Entre quatro paredes


Gosto dos pequenos momentos, dos gestos tão repetidos que já são impensados. Gosto quando, por um instante, me sinto capaz e me torno sensível para contemplar a beleza intrínseca dos momentos do cotidiano, tão do cotidiano, que já quase se traduzem em espaço branco nas lembranças.

Mas são nesses que residem toda graça natural da vida, neles está o significado em grande parte. São dessas horas que se recheiam as memórias no futuro. E poder contempla-los, acho, é viver aquela saudade agora.

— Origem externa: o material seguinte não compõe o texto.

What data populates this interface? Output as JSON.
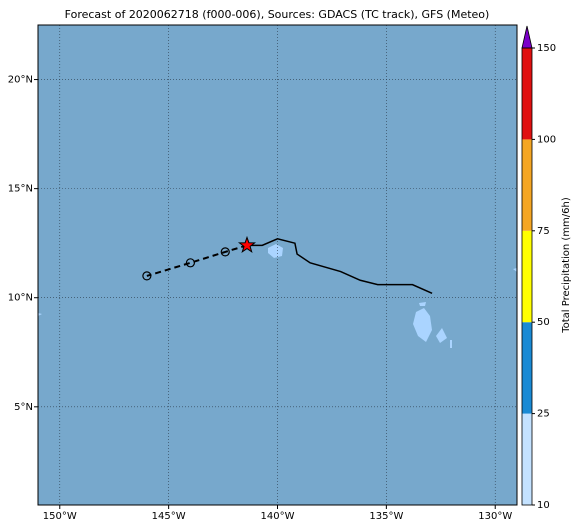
{
  "chart_data": {
    "type": "map",
    "title": "Forecast of 2020062718 (f000-006), Sources: GDACS (TC track), GFS (Meteo)",
    "ocean_color": "#77a8cc",
    "grid": true,
    "xlim": [
      -151,
      -129
    ],
    "ylim": [
      0.5,
      22.5
    ],
    "xticks": [
      {
        "value": -150,
        "label": "150°W"
      },
      {
        "value": -145,
        "label": "145°W"
      },
      {
        "value": -140,
        "label": "140°W"
      },
      {
        "value": -135,
        "label": "135°W"
      },
      {
        "value": -130,
        "label": "130°W"
      }
    ],
    "yticks": [
      {
        "value": 5,
        "label": "5°N"
      },
      {
        "value": 10,
        "label": "10°N"
      },
      {
        "value": 15,
        "label": "15°N"
      },
      {
        "value": 20,
        "label": "20°N"
      }
    ],
    "track": {
      "color": "#000000",
      "current_color": "#ff0000",
      "observed": {
        "lon": [
          -132.9,
          -133.8,
          -135.4,
          -136.2,
          -137.1,
          -138.5,
          -139.1,
          -139.2,
          -140.0,
          -140.7,
          -141.4
        ],
        "lat": [
          10.2,
          10.6,
          10.6,
          10.8,
          11.2,
          11.6,
          12.0,
          12.5,
          12.7,
          12.4,
          12.4
        ]
      },
      "current": {
        "lon": -141.4,
        "lat": 12.4
      },
      "forecast": {
        "lon": [
          -142.4,
          -144.0,
          -146.0
        ],
        "lat": [
          12.1,
          11.6,
          11.0
        ]
      }
    },
    "colorbar": {
      "label": "Total Precipitation (mm/6h)",
      "ticks": [
        10,
        25,
        50,
        75,
        100,
        150
      ],
      "colors": [
        "#c4e2ff",
        "#1a8ad4",
        "#ffff00",
        "#f5a623",
        "#e01010"
      ],
      "extend_color": "#7b00c8"
    }
  }
}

Escovar os dentes lado a lado na pia do banheiro, escutar um grilo cantando lá fora, escutar a nossa música tocando no rádio, escutar – e reclamar – do vizinho barulhento. Ver nascer o sol às seis, ver nascer um dente novo na Nina, ver que as legendas da TV estão ficando a cada dia mais embaçadas. Deixar um copo d’água para o outro sobre o criado-mudo, brincar com a filha no chão da sala, embalar a dança sincronizada na cozinha apertada durante as refeições – um pra lá, dois pra cá, entre o abre e fecha das portas de armários, gavetas, forno e geladeira para tirar e colocar tudo sobre a mesa. A troca de olhares, a troca dos lençóis, a troca de roupa, a troca de toques, de presentes, de recados, de afeto. A troca de qualquer coisa por essa vida juntos.

Entre quatro paredes o mundo todo se faz, a vida inteira acontece. Enquanto a Terra gira, a felicidade se revela, as pessoas constroem, Deus se materializa. O homem se encontra.